Given the huge potential, global digital marketing companies such as WPP, Euro RSCG and Publicis Groupe are planning to aggressively tap the Indian market through acquisitions. The global digital marketing spends are over $40 billion.

While WPP has already acquired a 75 per cent stake in Delhi-based digital marketing and web solutions company Quasar Media early this year, French advertising agency Publicis Groupe and Euro RSCG too are looking at acquiring companies here.

Says Mahesh Murthy, founder and CEO of Mumbai-based search engine marketing company, Pinstrom, “The launch of digital arms of WPP, Publicis, Euro, etc will have little or no impact in the Indian market, as these firms traditionally have little or no digital competence anywhere else in the world. Hence, we don’t see any challenge from non-Indian MNCs as yet. At best, their arrival will grow the markets.”

As far as acquisitions go, he says, the weaker firms in the country have already been acquired and there aren’t very many left.

“When we pitch for clients, whether we do so from our offices in Beijing or San Francisco or Singapore or India, we almost never see these MNCs as finalists or even contenders. They are not even known or visible to the serious spenders there and the clients feel that they are not being adequately served in their markets. They may start turning up in future and we will be ready for them by growing organically and through acquisitions, to fulfil our clients’ needs,” he says.

Pinstorm has six offices in five countries, and it plans to double this number in the next two years. “We also have a slew of in-house technologies that few others in the world possess. That coupled with our pay-for-performance focus will continue to help us lead against old-world MNCs in this new age of marketing,” Murthy adds.

Echoing his views is M Suresh Reddy, chairman and managing director of Hyderabad-based emarketing solutions company, Ybrant Technologies, who believes that having more players in the space would help increase awareness about the potential of digital marketing.

Ybrant already competes with a number of global players in various markets, and a major portion of its revenues comes from outside of India. It had acquired three companies – US-based MediosOne and AdDynamix, and VoloMP, the flagship product of Serbia-based Seenietix.

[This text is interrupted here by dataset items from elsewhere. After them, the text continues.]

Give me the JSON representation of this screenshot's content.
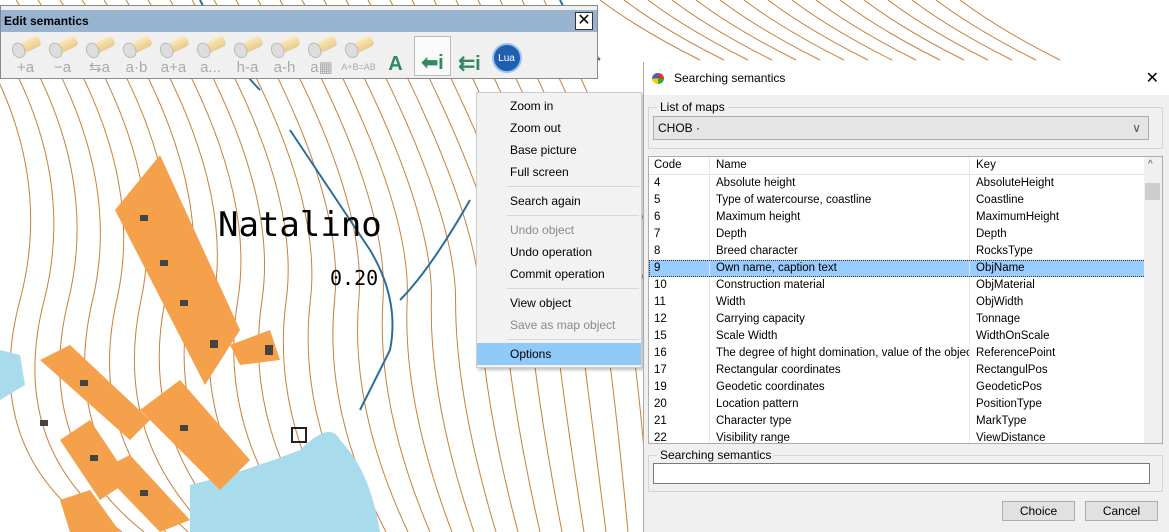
{
  "map": {
    "place_label": "Natalino",
    "value_label": "0.20",
    "colors": {
      "contour": "#c8803a",
      "water": "#2a6e9a",
      "lake": "#a8dcec",
      "building": "#f5a04a"
    }
  },
  "toolbar": {
    "title": "Edit semantics",
    "close": "✕",
    "buttons": [
      {
        "label": "+a",
        "icon": "flashlight-icon",
        "enabled": false
      },
      {
        "label": "−a",
        "icon": "flashlight-icon",
        "enabled": false
      },
      {
        "label": "⇆a",
        "icon": "flashlight-icon",
        "enabled": false
      },
      {
        "label": "a·b",
        "icon": "flashlight-icon",
        "enabled": false
      },
      {
        "label": "a+a",
        "icon": "flashlight-icon",
        "enabled": false
      },
      {
        "label": "a...",
        "icon": "flashlight-icon",
        "enabled": false
      },
      {
        "label": "h-a",
        "icon": "flashlight-icon",
        "enabled": false
      },
      {
        "label": "a-h",
        "icon": "flashlight-icon",
        "enabled": false
      },
      {
        "label": "a▦",
        "icon": "flashlight-calculator-icon",
        "enabled": false
      },
      {
        "label": "A+B=AB",
        "icon": "flashlight-icon",
        "enabled": false
      },
      {
        "label": "A",
        "icon": "text-to-object-icon",
        "enabled": true
      },
      {
        "label": "⬅i",
        "icon": "info-arrow-icon",
        "enabled": true,
        "selected": true
      },
      {
        "label": "⇇i",
        "icon": "multi-info-arrow-icon",
        "enabled": true
      },
      {
        "label": "Lua",
        "icon": "lua-icon",
        "enabled": true
      }
    ]
  },
  "context_menu": {
    "items": [
      {
        "label": "Zoom in"
      },
      {
        "label": "Zoom out"
      },
      {
        "label": "Base picture"
      },
      {
        "label": "Full screen"
      },
      {
        "label": "Search again"
      },
      {
        "label": "Undo object",
        "disabled": true
      },
      {
        "label": "Undo operation"
      },
      {
        "label": "Commit operation"
      },
      {
        "label": "View object"
      },
      {
        "label": "Save as map object",
        "disabled": true
      },
      {
        "label": "Options",
        "highlighted": true
      }
    ]
  },
  "dialog": {
    "title": "Searching semantics",
    "close": "✕",
    "maps_group": "List of maps",
    "map_selected": "CHOB ·",
    "columns": [
      "Code",
      "Name",
      "Key"
    ],
    "rows": [
      [
        "4",
        "Absolute height",
        "AbsoluteHeight"
      ],
      [
        "5",
        "Type of watercourse, coastline",
        "Coastline"
      ],
      [
        "6",
        "Maximum height",
        "MaximumHeight"
      ],
      [
        "7",
        "Depth",
        "Depth"
      ],
      [
        "8",
        "Breed character",
        "RocksType"
      ],
      [
        "9",
        "Own name, caption text",
        "ObjName"
      ],
      [
        "10",
        "Construction material",
        "ObjMaterial"
      ],
      [
        "11",
        "Width",
        "ObjWidth"
      ],
      [
        "12",
        "Carrying capacity",
        "Tonnage"
      ],
      [
        "15",
        "Scale Width",
        "WidthOnScale"
      ],
      [
        "16",
        "The degree of hight domination, value of the object a",
        "ReferencePoint"
      ],
      [
        "17",
        "Rectangular coordinates",
        "RectangulPos"
      ],
      [
        "19",
        "Geodetic coordinates",
        "GeodeticPos"
      ],
      [
        "20",
        "Location pattern",
        "PositionType"
      ],
      [
        "21",
        "Character type",
        "MarkType"
      ],
      [
        "22",
        "Visibility range",
        "ViewDistance"
      ]
    ],
    "selected_row": "9",
    "search_group": "Searching semantics",
    "search_value": "",
    "choice": "Choice",
    "cancel": "Cancel"
  }
}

It is in the process of completing the acquisition of Israel-based Ordian, even as it is in the advanced stages of discussion with four other companies for acquisition. At least, three deals are expected to be seized in the next six months.

“Ybrant has strategic business reasons for making these acquisitions across the world. There are two main drivers behind our inorganic growth strategy – capability and geography. We are looking for strategic fits that enable us to be the end-to-end digital marketing solutions provider. We are also looking for companies that have strong sales presence in various markets in the world,” he says.

Vivek Bhargava, founder and managing director of Mumbai-based SEM firm Communicate2, feels that it makes sense for the global majors to acquire local digital agencies that have expertise in the domain.

“In most of the world markets, either the local digital marketing agencies have been acquired or they still continue to dominate their local markets. To be able to do so, the biggest strength would be the execution ability of a company, besides technologies and its team size. Over the last four years, Communicate2 has built tens of search applications that are geared to operate in the Indian environment. We have built a team size of nearly 125 people, and our aim is to be a 1,000-people search firm in the next two to three years. All this would help us dominate the market place in India and give a competitive edge over MNCs,” he says.

Communicate2 acquired a minority stake in a company that focuses on search technologies. “We will continue to look for companies that are focused in the search space. We are also looking for companies in the US and the UK markets who have a large SME customer base,” Bhargava adds.